Kader IMP Kota Magelang Didorong Jadi Penggerak Edukasi Kesehatan Reproduksi untuk Cegah Stunting
Pemerintah Kota Magelang melalui Dinas Pemberdayaan Perempuan, Perlindungan Anak, Pengendalian Penduduk dan Keluarga Berencana (DP3AP2KB) terus berupaya menekan angka stunting. Salah satu langkah strategis yang dilakukan adalah dengan mendorong kader Indonesia Move for Population (IMP) untuk menjadi penggerak utama dalam edukasi kesehatan reproduksi.
Peran Strategis Kader IMP
Kader IMP merupakan ujung tombak dalam memberikan pemahaman kepada masyarakat, khususnya remaja dan calon pengantin, tentang pentingnya menjaga kesehatan reproduksi.
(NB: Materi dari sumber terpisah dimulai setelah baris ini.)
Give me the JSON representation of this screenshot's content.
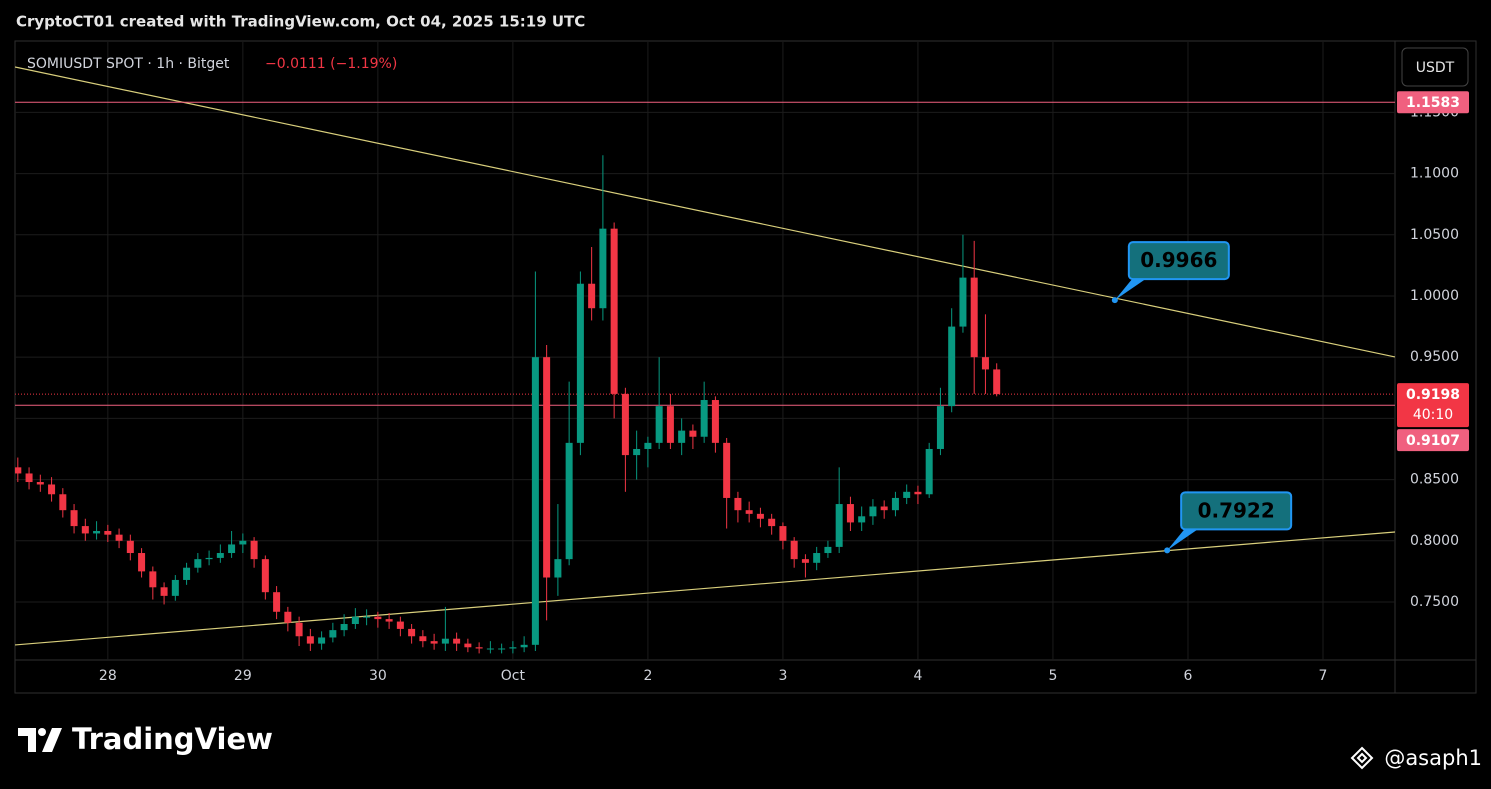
{
  "header": {
    "title": "CryptoCT01 created with TradingView.com, Oct 04, 2025 15:19 UTC"
  },
  "chart_data": {
    "type": "candlestick",
    "symbol": "SOMIUSDT SPOT · 1h · Bitget",
    "change": "−0.0111 (−1.19%)",
    "currency": "USDT",
    "x": [
      -16,
      -14,
      -12,
      -10,
      -8,
      -6,
      -4,
      -2,
      0,
      2,
      4,
      6,
      8,
      10,
      12,
      14,
      16,
      18,
      20,
      22,
      24,
      26,
      28,
      30,
      32,
      34,
      36,
      38,
      40,
      42,
      44,
      46,
      48,
      50,
      52,
      54,
      56,
      58,
      60,
      62,
      64,
      66,
      68,
      70,
      72,
      74,
      76,
      78,
      80,
      82,
      84,
      86,
      88,
      90,
      92,
      94,
      96,
      98,
      100,
      102,
      104,
      106,
      108,
      110,
      112,
      114,
      116,
      118,
      120,
      122,
      124,
      126,
      128,
      130,
      132,
      134,
      136,
      138,
      140,
      142,
      144,
      146,
      148,
      150,
      152,
      154,
      156,
      158
    ],
    "open": [
      0.86,
      0.855,
      0.848,
      0.846,
      0.838,
      0.825,
      0.812,
      0.806,
      0.808,
      0.805,
      0.8,
      0.79,
      0.775,
      0.762,
      0.755,
      0.768,
      0.778,
      0.785,
      0.786,
      0.79,
      0.797,
      0.8,
      0.785,
      0.758,
      0.742,
      0.733,
      0.722,
      0.716,
      0.721,
      0.727,
      0.732,
      0.738,
      0.738,
      0.736,
      0.734,
      0.728,
      0.722,
      0.718,
      0.716,
      0.72,
      0.716,
      0.713,
      0.712,
      0.712,
      0.712,
      0.713,
      0.715,
      0.95,
      0.77,
      0.785,
      0.88,
      1.01,
      0.99,
      1.055,
      0.92,
      0.87,
      0.875,
      0.88,
      0.91,
      0.88,
      0.89,
      0.885,
      0.915,
      0.88,
      0.835,
      0.825,
      0.822,
      0.818,
      0.812,
      0.8,
      0.785,
      0.782,
      0.79,
      0.795,
      0.83,
      0.815,
      0.82,
      0.828,
      0.825,
      0.835,
      0.84,
      0.838,
      0.875,
      0.91,
      0.975,
      1.015,
      0.95,
      0.94
    ],
    "high": [
      0.868,
      0.86,
      0.854,
      0.852,
      0.843,
      0.83,
      0.818,
      0.816,
      0.813,
      0.81,
      0.805,
      0.794,
      0.779,
      0.766,
      0.772,
      0.782,
      0.79,
      0.792,
      0.797,
      0.808,
      0.806,
      0.803,
      0.788,
      0.763,
      0.746,
      0.738,
      0.728,
      0.726,
      0.733,
      0.74,
      0.745,
      0.744,
      0.742,
      0.741,
      0.738,
      0.732,
      0.727,
      0.724,
      0.746,
      0.725,
      0.72,
      0.717,
      0.718,
      0.716,
      0.718,
      0.722,
      1.02,
      0.96,
      0.83,
      0.93,
      1.02,
      1.04,
      1.115,
      1.06,
      0.925,
      0.89,
      0.885,
      0.95,
      0.92,
      0.9,
      0.895,
      0.93,
      0.918,
      0.884,
      0.84,
      0.832,
      0.827,
      0.822,
      0.815,
      0.803,
      0.789,
      0.795,
      0.8,
      0.86,
      0.836,
      0.828,
      0.834,
      0.833,
      0.84,
      0.846,
      0.845,
      0.88,
      0.925,
      0.99,
      1.05,
      1.045,
      0.985,
      0.945
    ],
    "low": [
      0.848,
      0.842,
      0.84,
      0.832,
      0.819,
      0.806,
      0.8,
      0.801,
      0.799,
      0.794,
      0.784,
      0.77,
      0.752,
      0.748,
      0.751,
      0.764,
      0.774,
      0.78,
      0.782,
      0.786,
      0.79,
      0.778,
      0.752,
      0.736,
      0.726,
      0.714,
      0.71,
      0.711,
      0.717,
      0.722,
      0.728,
      0.731,
      0.729,
      0.728,
      0.722,
      0.716,
      0.713,
      0.711,
      0.71,
      0.71,
      0.709,
      0.708,
      0.708,
      0.708,
      0.708,
      0.709,
      0.71,
      0.735,
      0.755,
      0.78,
      0.87,
      0.98,
      0.98,
      0.9,
      0.84,
      0.85,
      0.86,
      0.875,
      0.875,
      0.87,
      0.875,
      0.88,
      0.872,
      0.81,
      0.815,
      0.815,
      0.811,
      0.805,
      0.793,
      0.778,
      0.77,
      0.776,
      0.786,
      0.79,
      0.808,
      0.808,
      0.813,
      0.818,
      0.82,
      0.83,
      0.83,
      0.835,
      0.87,
      0.905,
      0.97,
      0.92,
      0.92,
      0.918
    ],
    "close": [
      0.855,
      0.848,
      0.846,
      0.838,
      0.825,
      0.812,
      0.806,
      0.808,
      0.805,
      0.8,
      0.79,
      0.775,
      0.762,
      0.755,
      0.768,
      0.778,
      0.785,
      0.786,
      0.79,
      0.797,
      0.8,
      0.785,
      0.758,
      0.742,
      0.733,
      0.722,
      0.716,
      0.721,
      0.727,
      0.732,
      0.738,
      0.738,
      0.736,
      0.734,
      0.728,
      0.722,
      0.718,
      0.716,
      0.72,
      0.716,
      0.713,
      0.712,
      0.712,
      0.712,
      0.713,
      0.715,
      0.95,
      0.77,
      0.785,
      0.88,
      1.01,
      0.99,
      1.055,
      0.92,
      0.87,
      0.875,
      0.88,
      0.91,
      0.88,
      0.89,
      0.885,
      0.915,
      0.88,
      0.835,
      0.825,
      0.822,
      0.818,
      0.812,
      0.8,
      0.785,
      0.782,
      0.79,
      0.795,
      0.83,
      0.815,
      0.82,
      0.828,
      0.825,
      0.835,
      0.84,
      0.838,
      0.875,
      0.91,
      0.975,
      1.015,
      0.95,
      0.94,
      0.9198
    ],
    "up_color": "#089981",
    "down_color": "#f23645",
    "xlim": [
      -16.5,
      228.8
    ],
    "xticks": [
      {
        "value": 0,
        "label": "28"
      },
      {
        "value": 24,
        "label": "29"
      },
      {
        "value": 48,
        "label": "30"
      },
      {
        "value": 72,
        "label": "Oct"
      },
      {
        "value": 96,
        "label": "2"
      },
      {
        "value": 120,
        "label": "3"
      },
      {
        "value": 144,
        "label": "4"
      },
      {
        "value": 168,
        "label": "5"
      },
      {
        "value": 192,
        "label": "6"
      },
      {
        "value": 216,
        "label": "7"
      }
    ],
    "ylim": [
      0.7026,
      1.2075
    ],
    "yticks": [
      {
        "value": 0.75,
        "label": "0.7500"
      },
      {
        "value": 0.8,
        "label": "0.8000"
      },
      {
        "value": 0.85,
        "label": "0.8500"
      },
      {
        "value": 0.9,
        "label": "0.9000"
      },
      {
        "value": 0.95,
        "label": "0.9500"
      },
      {
        "value": 1,
        "label": "1.0000"
      },
      {
        "value": 1.05,
        "label": "1.0500"
      },
      {
        "value": 1.1,
        "label": "1.1000"
      },
      {
        "value": 1.15,
        "label": "1.1500"
      }
    ],
    "grid": true,
    "price_lines": [
      {
        "value": 1.1583,
        "color": "#f0607f"
      },
      {
        "value": 0.9107,
        "color": "#f0607f"
      }
    ],
    "last_price": {
      "value": 0.9198,
      "countdown": "40:10",
      "color": "#f23645"
    },
    "trend_lines": [
      {
        "x": [
          -16.5,
          228.8
        ],
        "y": [
          1.1871,
          0.9502
        ],
        "color": "#d9cf7c"
      },
      {
        "x": [
          -16.5,
          228.8
        ],
        "y": [
          0.7149,
          0.8072
        ],
        "color": "#d9cf7c"
      }
    ],
    "callouts": [
      {
        "x": 179,
        "value": 0.9966
      },
      {
        "x": 188.3,
        "value": 0.7922
      }
    ]
  },
  "footer": {
    "logo": "TradingView",
    "author": "@asaph1"
  }
}
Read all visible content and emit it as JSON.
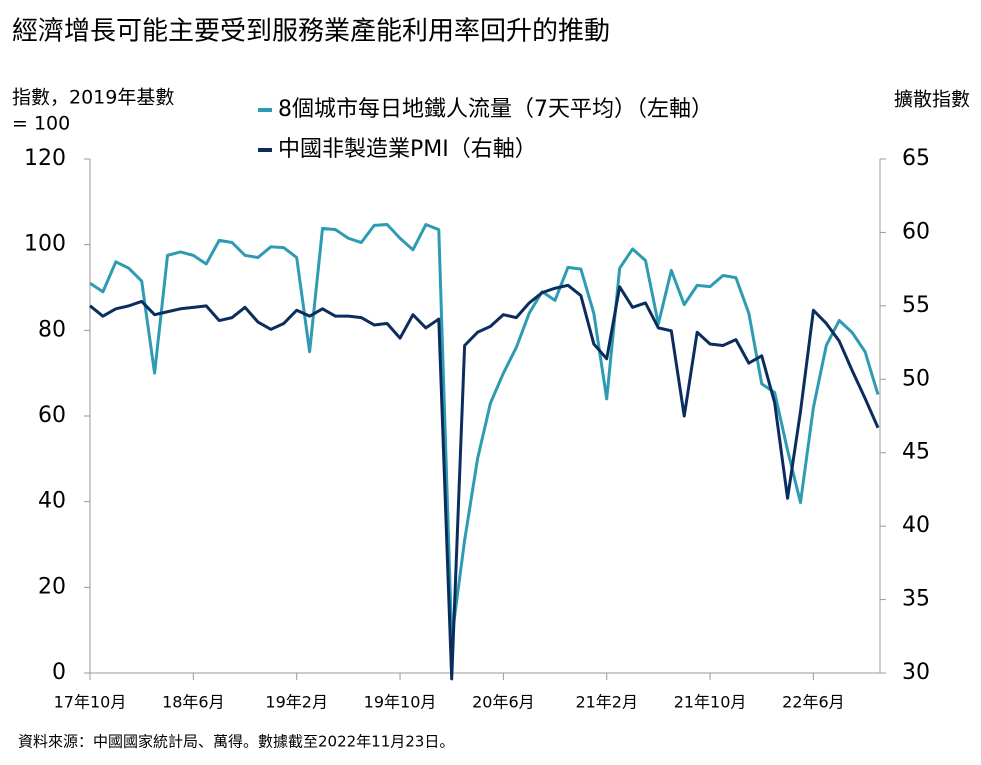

Dengan pengetahuan yang memadai, diharapkan mereka dapat mencegah berbagai faktor risiko yang menyebabkan stunting pada anak.
Upaya Pencegahan Stunting dari Hulu
Kepala DP3AP2KB Kota Magelang menekankan bahwa pencegahan stunting harus dimulai dari hulu, yaitu sejak masa remaja dan persiapan pernikahan. Edukasi kesehatan reproduksi menjadi kunci untuk memastikan setiap calon ibu memiliki kondisi fisik yang prima saat hamil dan melahirkan.
- Memberikan penyuluhan tentang gizi seimbang bagi remaja putri.
- Mengajarkan pentingnya pemeriksaan kesehatan rutin sebelum menikah.
- Menyosialisasikan jarak kehamilan yang ideal melalui program Keluarga Berencana (KB).
- Memantau tumbuh kembang balita secara berkala.
Sinergi dengan Berbagai Pihak
Pelatihan dan penguatan kapasitas kader IMP dilakukan secara berkelanjutan. Mereka juga dilibatkan dalam program-program pemerintah seperti Posyandu dan kelas ibu hamil. Kerja sama dengan Puskesmas dan organisasi masyarakat turut memperkuat jangkauan edukasi hingga ke tingkat kelurahan.
Dengan peran aktif kader IMP, diharapkan kesadaran masyarakat terhadap kesehatan reproduksi meningkat, sehingga angka stunting di Kota Magelang dapat terus ditekan secara signifikan.